2. Background Information
During the transmission of an audio signal, for example for radio broadcasts, cable transmissions, satellite transmissions and for recording devices, it is known to convert the analog audio signal into a digital audio signal of a certain resolution, to transmit it in that form and to convert it back into an analog signal for playback. The digital transmission results in a better signal to noise ratio particularly for playback.
The bandwidth required for the transmission of such a signal is essentially determined by the number of sampling values to be transmitted per unit time and by the resolution.
In practice, a requirement exists to keep the bandwidth necessary for transmission as small as possible in order to be able to make do with a narrow-band channel or transmit as many audio signals as possible simultaneously over a broad-band channel.
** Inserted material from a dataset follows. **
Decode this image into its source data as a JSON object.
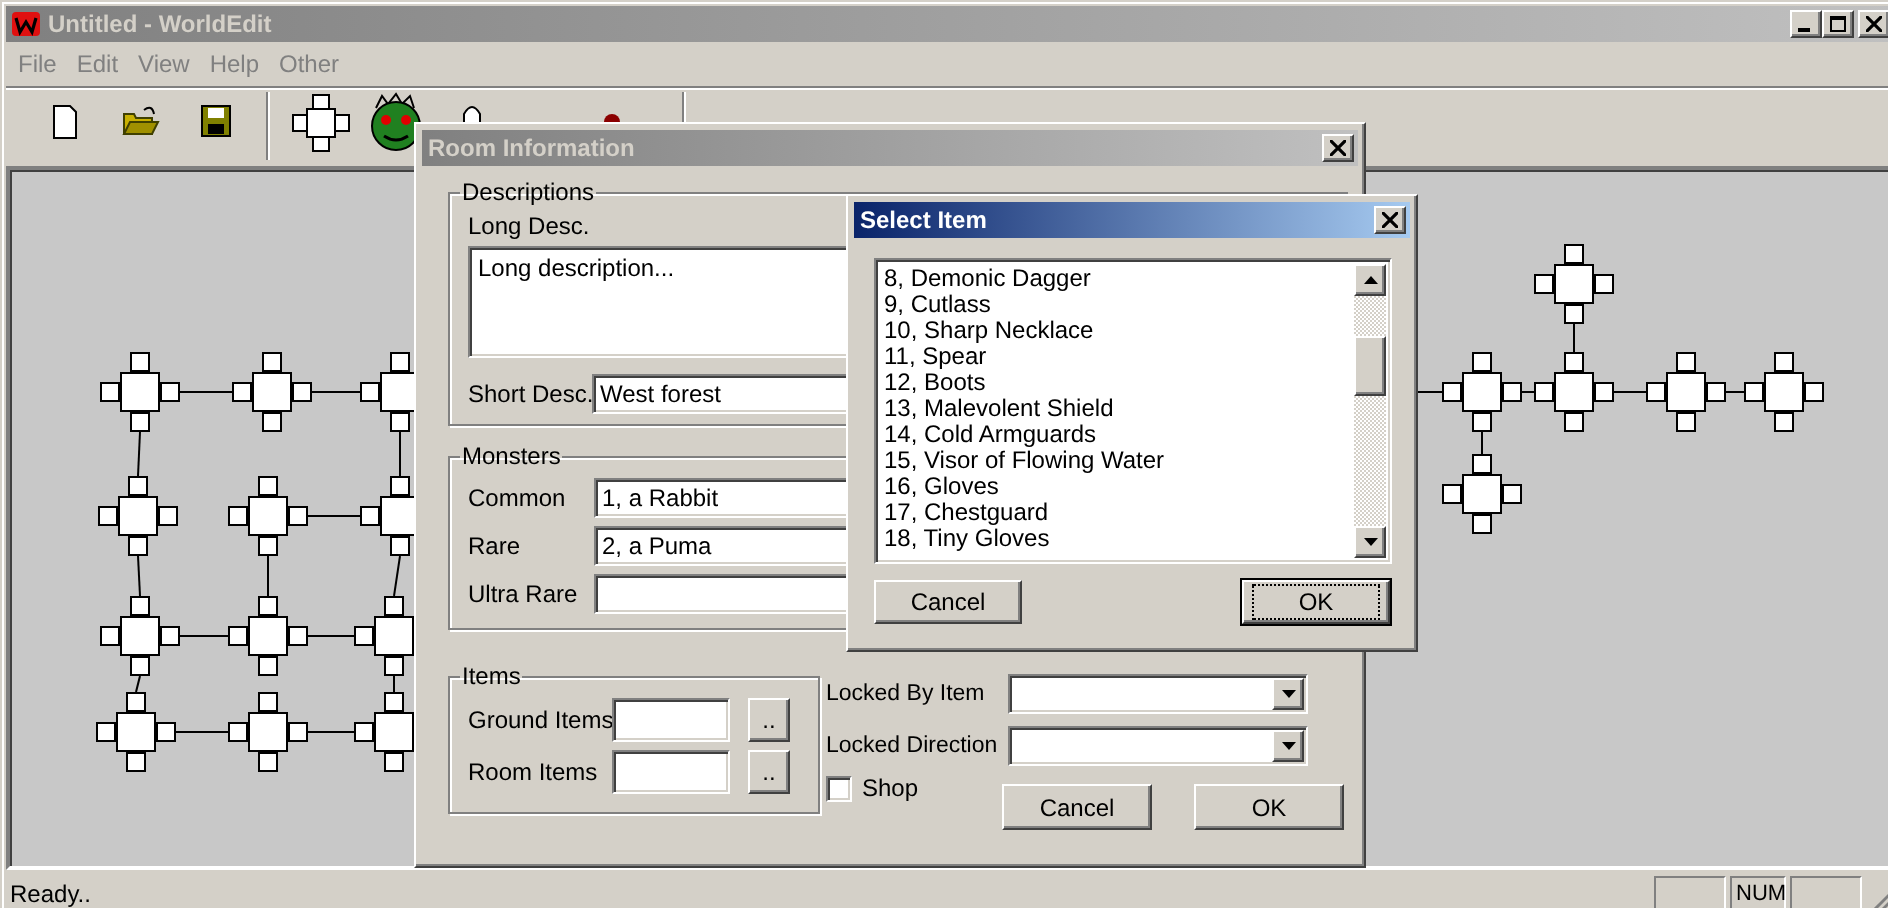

The required bandwidth per se can be reduced by reducing the number of sampling values or the number of bits per sampling value. However, generally this measure results in worsening of playback quality.
In a method disclosed in DE-OS 3,506,912, the playback quality is improved in that the digital audio signal is divided into sections that are consecutive in time and the signal is transformed into a short-term spectrum which represents the spectral components of the signal for the respective time sections. In the short-term spectrum it is easier than in the time domain to locate components not discerned by the listener, that is, irrelevant components in a communications technology sense on the basis of psychoacoustic rules. These components are given less weight for transmission or are omitted entirely. Thus a considerable portion of the otherwise required data can be eliminated for transmission so that the average bit rate can be reduced considerably.
For the formation of the time sections, the signal is initially evaluated in the time domain by means of an analysis window and after transformation, coding, transmission, decoding and retransformation, it is ultimately evaluated by means of a synthesis window. The configuration of the analysis window influences frequency resolution as well as the quantity of data for transmission. Thus, windows having "hard" edges as exhibited, for example, by a rectangular window, have a poor frequency resolution. This is so because in the evaluated section the spectral components generated by the extremely steep signal rise and drop at the beginning and end of the window are added to the spectrum of the original signal. However, the time sections could be joined with one another without overlaps.
In the method disclosed in DE-OS 3,506,912 a window function has already been selected which has "softer" edges. Here, the beginning and end of the analysis window follow a cosine square function and the corresponding regions of the synthesis window follow a sine square function. The middle region of both windows has a constant value. With such a configuration of the window function, there already results an improved frequency resolution. However, in the region of the "soft" edges it is necessary for successive time sections to overlap. Because of the double transmission of the signals contained in this region, this leads to an increase in the average bit rate.
A further improvement in frequency resolution could be realized by an even less steep edge in the window function of the analysis window and by an expansion of the edge region within the window. However, such a measure inevitably requires a greater overlap of adjacent time sections.
If the edge region is expanded to the point that the window function no longer has a region with a constant value, adjacent time sections must overlap by 50%. This doubles the number of sampling values and correspondingly the quantity of data.
From the publications by J. P. Princen and A. B. Bradley, entitled "Analysis/Synthesis Filter Bank Design Based on Time Domain Aliasing Cancellation", in IEEE Transactions, ASSP-34, No. 5, October, 1986, pages 1153-1161, and by J. P. Princen, A. W. Johnson and A. B. Bradley, entitled "Suband[sic]/Transform Coding Using Filter Bank Design Based on Time Domain Aliasing Cancellation", in IEEE Int. Conference on Acoustics, Speech and Signal Processing, 1987, pages 2161-2164, it is known, in connection with a 50% overlap of successive time sections, to reduce the data quantity back to the original value in that only every second sampling value is coded. This proposal is based on the window functions for the analysis window and the synthesis window being the same. If the window functions are the same, the aliasing components occurring during the sub-sampling can be compensated after the evaluation by the synthesis window.
To improve frequency resolution, it may be appropriate to employ a specially configured window for the analysis so as to realize, for example, a slight initial rise in the window function. The advantage of such a window function is that a very high frequency resolution is realized for narrowband signal components, leading to a very effective bit assignment with low data rate during coding.
The lecture manuscript by B. Feiten, "Spectral Properties of Audio Signals and Masking with Aspect to Bit Data Reduction", 86th AES Convention, March, 1989, discloses the utilization of different window functions for analysis and synthesis and to employ these for time sections that overlap by 50%. However, the described graphic definition of the synthesis function does not result in compensation of the aliasing components after evaluation by means of the synthesis window.